AFAP delegates hammer out issues

If you’ve ever tried to change your Army Post Office address through the U.S. Postal Service Web site, you know you can’t. 

Want to order a Macintosh computer from the Apple Online Store or curtains from Overstock and have them mailed to your APO address? Ditto.

Delegates at the U.S. Army Garrison Stuttgart 2010 Army Family Action Plan conference feel your pain.

That’s why the lack of global acceptance of APO addresses was one of 12 issues presented for resolution to USAG Stuttgart leadership during the conference, held Feb. 25-26 in the Swabian Special Events Center on Patch Barracks.

AFAP allows members of the Stuttgart community the opportunity to voice concerns and issues to installation, Army and even Defense Department leadership.

Issues are solicited from across the community. At the conference, delegates examine the issues, recommend resolutions and determine which issues they consider the most important to the welfare of the community.

“We’re going to take these issues, and over the next several months, meet with Col. Pastore [the USAG Stuttgart commander] and subject matter experts to see what we can do locally to resolve any part of the issue,” said Lisa Ordukaya, the USAG Stuttgart AFAP program manager.

“Then, we will work on sending the issues further up the chain. Our goal is to get the issues pushed up as far as we can take them,” she said.

While AFAP is an Army program, many times the results are advantageous to all military members.

“There are a lot of changes that have come out of AFAP that don’t just benefit the Army, but all the services,” said Ordukaya.

She offered up the Post 9-11 GI Bill as an example. “That’s a huge thing that came out of AFAP and impacted all military folks,” she said.

Because Stuttgart is a joint services environment, conference delegates are selected to reflect the demographics of the community.

“There’s a cross mix of every branch, every rank, active duty and reserve,” said Ordukaya. Family members, youth, civilian employees and retirees are also included, she added.

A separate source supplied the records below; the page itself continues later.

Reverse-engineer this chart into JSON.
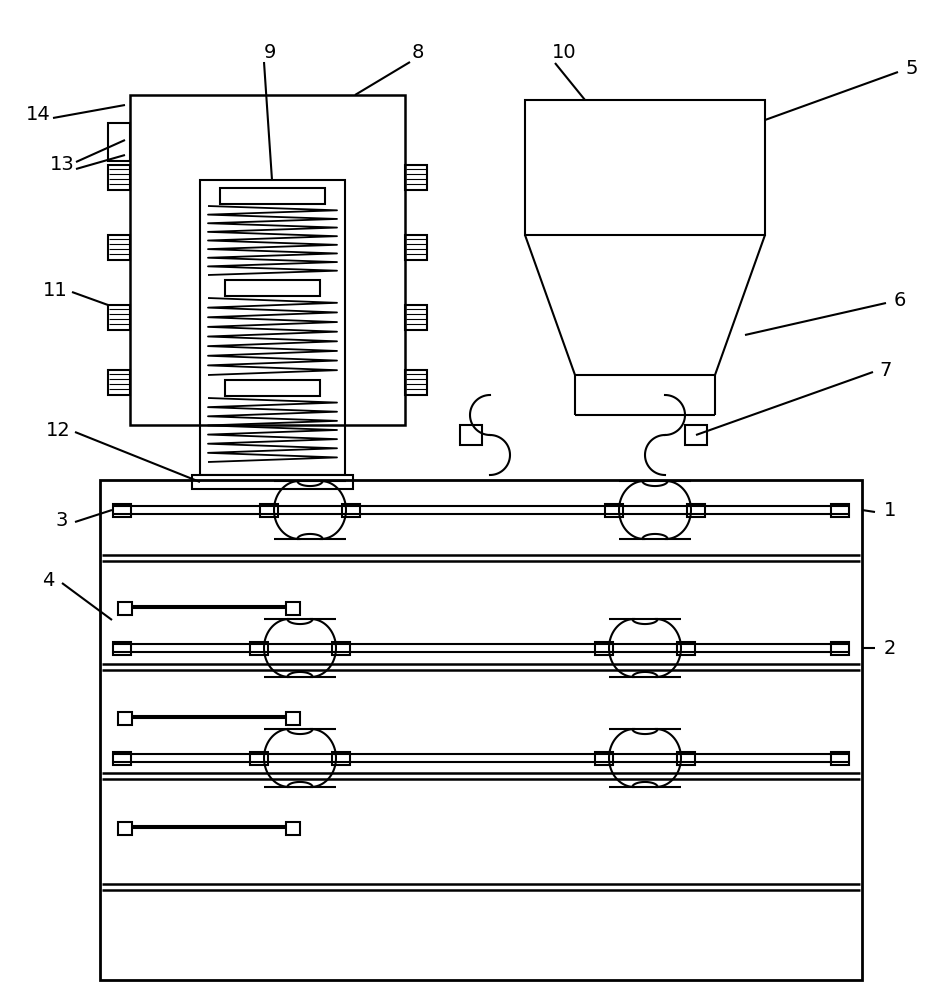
{
  "bg_color": "#ffffff",
  "line_color": "#000000",
  "lw": 1.5,
  "fig_w": 9.42,
  "fig_h": 10.0
}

Marine Sgt. Lydia Davey was a first-time delegate this year. Not sure what to expect, she anticipated the conference would be “death by Powerpoint.”

She was wrong. “I didn’t expect it to be as interactive, interesting and as relevant as it was. I was surprised at the passion people carried into the room,” she said. “It was a positive experience.”

Bob Williams, an operations research analyst with U.S. Africa Command who has participated in other installations’ AFAP conferences in the past, seconded that opinion. “The people here are very interested in seeing that issues for the Army and joint services are carried forward to the decision makers.

“It’s a meaningful process that will bring a lot of good not only to Stuttgart, but to the services, as well,” he said.